W latach 70. na Tajwanie panowała dyktatura wojskowa. Jej sojusznikami w Stanach Zjednoczonych byli Republikanie. Zimna wojna była nadal bardzo zimna, a wyspy były postrzegane jako bastion przeciwko komunizmowi. Dziś antykomunizm może nadal odgrywać niewielką rolę. Ale jeszcze ważniejsza jest solidarność z inną demokracją. Tajwan nie jest już problemem Partii Republikańskiej. W następstwie takich wydarzeń jak wojny handlowe Trumpa, kontrowersje wokół pochodzenia Covida i wykrycie balonów szpiegowskich w USA, poparcie dla Tajwanu wśród Amerykanów rozprzestrzenia się obecnie po obu stronach.
Ponadto Stany Zjednoczone mają także ważne interesy związane z bezpieczeństwem narodowym i gospodarką powiązane z Tajwanem – zwłaszcza handel półprzewodnikami.
Wszystko to oznacza, że w odróżnieniu od tego, co wydarzyło się na Ukrainie, w Kongresie nie ma głosów żądających odcięcia przez Stany Zjednoczone wsparcia militarnego dla Tajwanu. Jeśli już, to jest odwrotnie.
Ale to pytanie pozostaje. Czy wizyty przynoszą więcej szkody niż pożytku? Kiedy Nancy Pelosi przybyła tu latem 2022 r., Pekin odpowiedział, wystrzeliwując po raz pierwszy rakiety balistyczne nad szczytem wyspy, w tym nad stolicą Tajpej. Badania opinii publicznej przeprowadzone po wizycie wykazały, że większość obecnych tutaj uważa, że wizyta zaszkodziła bezpieczeństwu Tajwanu.
W dzisiejszych czasach dość często słyszy się, jak specjaliści zajmujący się badaniami tajwańskimi cytują stare powiedzenie prezydenta Theodore'a Roosevelta: „Mów cicho i noś duży kij”. J. Michael Cole twierdzi, że dokładnie to robią Stany Zjednoczone i Tajwan. Mówi, że wizyty Kongresu USA mogą być symboliczne, ale stanowią dobry wizerunek Tajpej i członków Kongresu. Z wyjątkiem wizyty Pelosi, te sprawy również nie mieszczą się w granicach tego, co naprawdę niepokoi Pekin.

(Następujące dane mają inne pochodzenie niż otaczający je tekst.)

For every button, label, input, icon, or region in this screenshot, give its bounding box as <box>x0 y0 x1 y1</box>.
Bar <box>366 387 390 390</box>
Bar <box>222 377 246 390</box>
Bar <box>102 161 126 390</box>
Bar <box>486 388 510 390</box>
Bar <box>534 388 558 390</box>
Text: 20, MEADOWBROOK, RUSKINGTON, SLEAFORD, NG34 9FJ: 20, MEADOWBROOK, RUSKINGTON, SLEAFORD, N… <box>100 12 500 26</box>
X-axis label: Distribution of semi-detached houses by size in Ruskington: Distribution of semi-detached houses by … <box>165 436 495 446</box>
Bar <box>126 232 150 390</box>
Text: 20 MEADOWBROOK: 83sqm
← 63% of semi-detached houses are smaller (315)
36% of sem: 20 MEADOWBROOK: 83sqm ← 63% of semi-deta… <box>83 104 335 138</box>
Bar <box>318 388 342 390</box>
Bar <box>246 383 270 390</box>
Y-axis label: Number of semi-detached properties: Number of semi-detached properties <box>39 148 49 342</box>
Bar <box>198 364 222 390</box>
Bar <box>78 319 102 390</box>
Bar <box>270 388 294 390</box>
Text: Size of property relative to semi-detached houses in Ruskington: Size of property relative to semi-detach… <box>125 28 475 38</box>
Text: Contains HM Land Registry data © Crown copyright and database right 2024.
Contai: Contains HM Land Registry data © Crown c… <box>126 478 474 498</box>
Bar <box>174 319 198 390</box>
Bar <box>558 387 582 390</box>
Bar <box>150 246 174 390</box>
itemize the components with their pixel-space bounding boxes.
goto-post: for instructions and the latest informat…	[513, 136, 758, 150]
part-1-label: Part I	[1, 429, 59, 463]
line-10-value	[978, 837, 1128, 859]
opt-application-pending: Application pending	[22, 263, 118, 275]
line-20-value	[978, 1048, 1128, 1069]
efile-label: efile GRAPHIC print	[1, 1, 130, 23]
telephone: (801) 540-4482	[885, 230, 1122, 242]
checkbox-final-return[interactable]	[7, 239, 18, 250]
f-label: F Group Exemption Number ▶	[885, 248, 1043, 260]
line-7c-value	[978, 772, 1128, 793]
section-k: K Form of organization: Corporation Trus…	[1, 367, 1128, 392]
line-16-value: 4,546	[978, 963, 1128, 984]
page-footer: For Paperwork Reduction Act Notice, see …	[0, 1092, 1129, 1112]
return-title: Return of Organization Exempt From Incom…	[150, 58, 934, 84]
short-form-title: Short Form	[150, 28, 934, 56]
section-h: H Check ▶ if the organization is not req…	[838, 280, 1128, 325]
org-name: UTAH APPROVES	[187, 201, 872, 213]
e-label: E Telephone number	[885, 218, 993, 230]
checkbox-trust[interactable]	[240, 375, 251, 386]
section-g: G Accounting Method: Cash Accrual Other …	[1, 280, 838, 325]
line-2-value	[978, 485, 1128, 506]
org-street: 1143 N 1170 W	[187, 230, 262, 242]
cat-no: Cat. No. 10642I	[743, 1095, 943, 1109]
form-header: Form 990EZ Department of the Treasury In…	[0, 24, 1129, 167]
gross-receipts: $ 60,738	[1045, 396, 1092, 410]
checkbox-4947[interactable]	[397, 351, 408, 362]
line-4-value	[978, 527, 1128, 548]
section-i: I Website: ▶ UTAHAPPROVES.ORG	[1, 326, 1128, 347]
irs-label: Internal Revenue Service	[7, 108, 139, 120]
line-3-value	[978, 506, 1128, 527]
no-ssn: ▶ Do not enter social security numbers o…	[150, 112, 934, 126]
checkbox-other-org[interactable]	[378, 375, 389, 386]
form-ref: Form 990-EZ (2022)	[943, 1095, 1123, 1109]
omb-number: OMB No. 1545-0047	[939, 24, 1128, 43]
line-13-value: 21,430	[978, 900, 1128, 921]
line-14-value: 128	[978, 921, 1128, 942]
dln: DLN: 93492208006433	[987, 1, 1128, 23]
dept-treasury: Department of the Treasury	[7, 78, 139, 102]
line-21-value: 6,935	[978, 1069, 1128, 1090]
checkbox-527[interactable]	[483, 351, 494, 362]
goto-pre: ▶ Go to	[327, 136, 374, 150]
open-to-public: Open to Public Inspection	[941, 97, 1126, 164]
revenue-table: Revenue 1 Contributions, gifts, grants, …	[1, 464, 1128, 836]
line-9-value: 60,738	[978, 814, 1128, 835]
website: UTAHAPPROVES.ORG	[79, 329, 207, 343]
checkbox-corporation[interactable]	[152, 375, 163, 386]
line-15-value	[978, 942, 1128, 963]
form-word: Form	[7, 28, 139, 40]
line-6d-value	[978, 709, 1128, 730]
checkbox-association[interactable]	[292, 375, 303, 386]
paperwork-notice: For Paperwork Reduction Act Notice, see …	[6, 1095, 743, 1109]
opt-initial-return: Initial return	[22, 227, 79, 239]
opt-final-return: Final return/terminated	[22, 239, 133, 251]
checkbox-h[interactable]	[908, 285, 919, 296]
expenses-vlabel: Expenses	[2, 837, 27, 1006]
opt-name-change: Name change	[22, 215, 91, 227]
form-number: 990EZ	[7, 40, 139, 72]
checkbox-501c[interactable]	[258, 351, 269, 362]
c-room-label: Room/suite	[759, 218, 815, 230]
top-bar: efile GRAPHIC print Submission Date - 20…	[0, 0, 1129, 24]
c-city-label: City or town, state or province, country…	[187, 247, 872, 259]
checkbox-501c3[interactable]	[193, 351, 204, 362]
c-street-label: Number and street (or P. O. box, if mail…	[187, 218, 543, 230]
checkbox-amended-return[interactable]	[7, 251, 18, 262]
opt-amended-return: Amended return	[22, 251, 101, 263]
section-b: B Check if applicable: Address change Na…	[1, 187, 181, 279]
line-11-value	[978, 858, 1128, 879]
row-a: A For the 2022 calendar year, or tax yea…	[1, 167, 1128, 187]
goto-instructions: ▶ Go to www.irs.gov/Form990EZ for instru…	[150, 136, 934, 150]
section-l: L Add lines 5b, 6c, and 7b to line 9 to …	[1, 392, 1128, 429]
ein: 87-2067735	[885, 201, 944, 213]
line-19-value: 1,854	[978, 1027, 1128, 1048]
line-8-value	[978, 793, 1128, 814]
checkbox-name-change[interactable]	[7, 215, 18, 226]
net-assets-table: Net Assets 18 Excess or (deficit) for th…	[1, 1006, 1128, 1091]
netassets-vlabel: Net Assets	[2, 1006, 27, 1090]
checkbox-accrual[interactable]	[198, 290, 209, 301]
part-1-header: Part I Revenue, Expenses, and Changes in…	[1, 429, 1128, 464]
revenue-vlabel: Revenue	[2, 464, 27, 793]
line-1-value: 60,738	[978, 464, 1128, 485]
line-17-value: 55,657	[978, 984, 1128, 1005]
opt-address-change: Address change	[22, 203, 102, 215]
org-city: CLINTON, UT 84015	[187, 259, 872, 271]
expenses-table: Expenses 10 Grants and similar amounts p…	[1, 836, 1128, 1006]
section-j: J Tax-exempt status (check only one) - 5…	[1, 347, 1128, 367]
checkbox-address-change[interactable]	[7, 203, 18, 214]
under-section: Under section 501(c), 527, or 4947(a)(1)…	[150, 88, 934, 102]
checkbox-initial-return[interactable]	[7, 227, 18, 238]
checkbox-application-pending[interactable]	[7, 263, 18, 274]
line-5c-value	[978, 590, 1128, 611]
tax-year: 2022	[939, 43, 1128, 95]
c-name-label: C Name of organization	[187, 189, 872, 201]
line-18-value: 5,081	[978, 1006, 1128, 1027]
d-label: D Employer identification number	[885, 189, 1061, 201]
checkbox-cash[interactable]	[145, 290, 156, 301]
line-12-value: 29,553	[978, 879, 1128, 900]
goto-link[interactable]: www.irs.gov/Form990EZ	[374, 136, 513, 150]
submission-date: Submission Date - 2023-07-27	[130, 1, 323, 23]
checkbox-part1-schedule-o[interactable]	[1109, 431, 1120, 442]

Ale, jak mówi J. Michael Cole, co te wizyty tak naprawdę oznaczają dla stosunków USA–Tajwan? W końcu „naprawdę istotny aspekt… jak wzmożona wymiana zdań na wysokim szczeblu w sprawach takich jak wywiad czy obrona, nie trafia do wiadomości”.
„To konstruktywne” – kontynuuje. „Stany Zjednoczone są zdecydowane nie ujawniać tych informacji przez rząd Tajwanu”.